Department of Radiology, Guangzhou First People's Hospital, School of Medicine, South China University of Technology, Guangzhou 510180, P.R. China.
National Engineering Research Center for Tissue Restoration and Reconstruction, South China University of Technology, Guangzhou 510006, P.R. China.
ACS Appl Mater Interfaces. 2021 Mar 31;13(12):14004-14014. doi: 10.1021/acsami.1c01259. Epub 2021 Mar 17.
Developing novel activatable photosensitizers with excellent plasma membrane targeting ability is urgently needed for smart photodynamic therapy (PDT). Herein, a tumor acidity-activatable photosensitizer combined with a two-step bioorthogonal pretargeting strategy to anchor photosensitizers on the plasma membrane for effective PDT is developed. Briefly, artificial receptors are first anchored on the cell plasma membrane using cell-labeling agents () the enhanced permeability and retention effect to achieve the tumor cell labeling. Then, pH-sensitive nanoparticles () modified with dibenzocyclooctyne (DBCO) and chlorin e6 (Ce6) accumulate in tumor tissue and disassemble upon protonation of their tertiary amines in response to the acidic tumor environment, exposing the contained DBCO and Ce6. The selective, highly specific click reactions between DBCO and azide groups enable Ce6 to be anchored on the tumor cell surface. Upon laser irradiation, the cell membrane is severely damaged by the cytotoxic reactive oxygen species, resulting in remarkable cellular apoptosis. Taken together, the membrane-localized PDT by our bioorthogonal pretargeting strategy to anchor activatable photosensitizers on the plasma membrane provides a simple but effective method for enhancing the therapeutic efficacy of photosensitizers in anticancer therapy.
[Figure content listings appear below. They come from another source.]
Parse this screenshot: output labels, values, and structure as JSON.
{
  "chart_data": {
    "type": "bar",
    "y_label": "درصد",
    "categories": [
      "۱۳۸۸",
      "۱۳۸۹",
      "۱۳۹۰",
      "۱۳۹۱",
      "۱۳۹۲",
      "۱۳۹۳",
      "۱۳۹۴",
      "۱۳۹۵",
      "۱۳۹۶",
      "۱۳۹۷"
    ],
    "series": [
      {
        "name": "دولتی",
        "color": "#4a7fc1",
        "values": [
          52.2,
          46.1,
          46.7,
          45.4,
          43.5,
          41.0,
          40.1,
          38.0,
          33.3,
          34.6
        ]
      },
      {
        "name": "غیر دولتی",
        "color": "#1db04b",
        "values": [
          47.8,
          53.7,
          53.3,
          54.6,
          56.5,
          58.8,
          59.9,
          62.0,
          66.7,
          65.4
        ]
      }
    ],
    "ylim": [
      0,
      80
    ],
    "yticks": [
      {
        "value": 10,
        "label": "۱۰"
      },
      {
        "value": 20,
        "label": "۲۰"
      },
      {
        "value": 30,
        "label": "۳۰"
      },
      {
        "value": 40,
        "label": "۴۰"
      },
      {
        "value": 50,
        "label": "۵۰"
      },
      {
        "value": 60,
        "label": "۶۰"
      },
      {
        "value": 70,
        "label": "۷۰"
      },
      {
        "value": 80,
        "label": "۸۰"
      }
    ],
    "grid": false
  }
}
开发具有优异的质膜靶向能力的新型可激活光动力治疗剂对于智能光动力治疗(PDT)非常迫切。本文开发了一种肿瘤酸度激活的光敏剂,并结合两步生物正交预靶向策略将光敏剂锚定在质膜上以实现有效的 PDT。简而言之,首先使用细胞标记剂()将人工受体锚定在细胞膜上,利用增强的通透性和保留效应实现肿瘤细胞标记。然后,用二苯并环辛炔(DBCO)和氯乙啶 6(Ce6)修饰的 pH 敏感纳米颗粒()在质子化其叔胺以响应酸性肿瘤环境时在肿瘤组织中积累并解组装,暴露出包含的 DBCO 和 Ce6。DBCO 和叠氮基团之间的选择性、高特异性点击反应使 Ce6 能够锚定在肿瘤细胞膜上。激光照射后,细胞膜被细胞毒性活性氧严重破坏,导致显著的细胞凋亡。总之,我们的生物正交预靶向策略通过将可激活的光敏剂锚定在质膜上实现的膜定位 PDT 为提高光敏剂在癌症治疗中的治疗效果提供了一种简单但有效的方法。